Ci hanno raccontato che le sanzioni europee avrebbero piegato la Russia di Putin, costringendola a interrompere l’invasione dell’Ucraina perché messa in ginocchio sotto il profilo energetico. Ma sei mesi dopo l’inizio delle operazioni militari il risultato è esattamente l’opposto: siamo noi europei a trovarci alle prese con bollette alle stelle, mentre il gigante dell’energia russa Gazprom continua a crescere nei profitti.
Il continuo stress sui prezzi, alimentato dai tagli operati nei flussi diretti verso l’Europa, ha finito infatti per riempire di utili le casse dell’azienda simbolo del governo di Vladimir Putin: secondo gli analisti, soltanto nei primi 6 mesi del 2022 i profitti sarebbero già intorno ai 30 miliardi di dollari.
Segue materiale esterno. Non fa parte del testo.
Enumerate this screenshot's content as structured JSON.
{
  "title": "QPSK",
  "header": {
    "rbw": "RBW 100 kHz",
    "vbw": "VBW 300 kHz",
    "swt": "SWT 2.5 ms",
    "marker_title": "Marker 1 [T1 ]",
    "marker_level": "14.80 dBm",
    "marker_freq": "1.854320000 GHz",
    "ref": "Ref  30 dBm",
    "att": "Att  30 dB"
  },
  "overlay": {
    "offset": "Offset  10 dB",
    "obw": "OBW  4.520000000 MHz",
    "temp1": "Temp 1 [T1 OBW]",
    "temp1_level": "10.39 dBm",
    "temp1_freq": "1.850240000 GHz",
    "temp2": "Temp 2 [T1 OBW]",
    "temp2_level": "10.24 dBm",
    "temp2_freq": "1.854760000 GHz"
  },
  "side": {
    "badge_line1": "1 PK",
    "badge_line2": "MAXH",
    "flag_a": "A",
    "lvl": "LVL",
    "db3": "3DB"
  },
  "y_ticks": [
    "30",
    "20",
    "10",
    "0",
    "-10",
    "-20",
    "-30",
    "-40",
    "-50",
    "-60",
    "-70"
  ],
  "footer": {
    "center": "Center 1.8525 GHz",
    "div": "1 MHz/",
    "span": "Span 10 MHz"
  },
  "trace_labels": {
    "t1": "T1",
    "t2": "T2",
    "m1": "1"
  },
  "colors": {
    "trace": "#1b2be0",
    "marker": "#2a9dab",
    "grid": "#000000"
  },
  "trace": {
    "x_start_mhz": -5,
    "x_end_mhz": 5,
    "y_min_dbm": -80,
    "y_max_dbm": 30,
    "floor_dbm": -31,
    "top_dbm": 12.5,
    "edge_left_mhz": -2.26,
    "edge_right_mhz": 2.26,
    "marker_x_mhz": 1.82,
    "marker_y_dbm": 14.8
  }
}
Come raccontato da Fabio Pavesi sulle pagine de La Verità, la conferma arriverà il 30 agosto con la pubblicazione dei dati di bilancio del primo semestre Gazprom. Se questi numeri saranno confermati, Gazprom porterà a casa gli stessi utili di tutto il 2021, che era già stato un anno record per la compagnia. Un risultato mai toccato nella storia dell’azienda, più che duplicato rispetto al 2020. See è vero che i tagli delle forniture hanno comportato un calo nella produzione e nei volumi delle esportazioni del gigante russo, scesi del 13% a livello globale; è altrettanto vero che a compensare questo sacrificio è stato il continuo aumento dei prezzi.
Risultato: un notevole incremento delle quotazioni del gas sulle piazze finanziarie che ha più che compensato le minori esportazioni. Non è un caso che nei giorni scorsi la stessa Gazprom ha anticipato un possibile nuovo boom del prezzo del gas, forse addirittura del 60%, con l’arrivo dell’autunno. Insomma, quelle sanzioni che dovevano rappresentare la fine della potenza finanziaria dell’azienda statale russa si sono rivelate, col senno di poi, una benedizione. Eppure l’Europa continua a insistere, convinta della bontà della linea intrapresa.
E su questo si sta giocando gran parte della campagna elettorale italiana. Un punto su cui sta spingendo molto il leader leghista, Matteo Salvini, che ha posto l’accento con tanto di cifre, non tanto sulla giustezza e sul principio delle sanzioni a Putin, quanto sulla loro efficacia e durata. Come abbiamo evidenziato, stando ad alcuni indicatori economici incontrovertibili, il quadro economico della Russia avrebbe retto l’impatto delle sanzioni senza grossi scossoni. Ciò per Salvini dovrebbe determinare almeno un dibattito a livello internazionale che prenda in considerazione un cambio di strategia. Parlando al Meeting di Rimini, il segretario del Carroccio ha osservato che le sanzioni «teoricamente dovrebbero colpire il sanzionato e costringerlo a fermarsi. I numeri delle Banche centrali ci dicono che nei primi sei mesi di quest’anno è successo l’esatto contrario. Sulle sanzioni alla Russia bisogna guardare i numeri: l’avanzo commerciale della Russia è 70 miliardi di dollari, per la prima volta nella storia il sanzionato ci guadagna. Chiedo di valutare – ha aggiunto – l’utilità dello strumento, perché se funzionano andiamo avanti ma se funzionano al contrario rischiamo di andare avanti dieci anni. Uno strumento che doveva dissuadere Putin nell’attacco – ha detto ancora Salvini – finisce con il favorirne l’economia e non vorrei che proprio le sanzioni stessero alimentando la guerra. Spero che a Bruxelles stiano facendo una riflessione».
Per il segretario del Pd, Enrico Letta, «Putin sta ricattando l’Italia e l’Europa e al ricatto non si risponde col cedimento». «Autunno e inverno – ha detto Letta al Meeting di Rimini – saranno molto più complessi di quanto pensavamo, bisogna far salire il livello di interventi e sulle sanzioni le scelte vanno prese insieme con i nostri alleati. La cosa peggiore da fare- ha concluso – sarebbe dare segni di cedimento a Putin , cambiare linea significherebbe darla vinta alla Russia».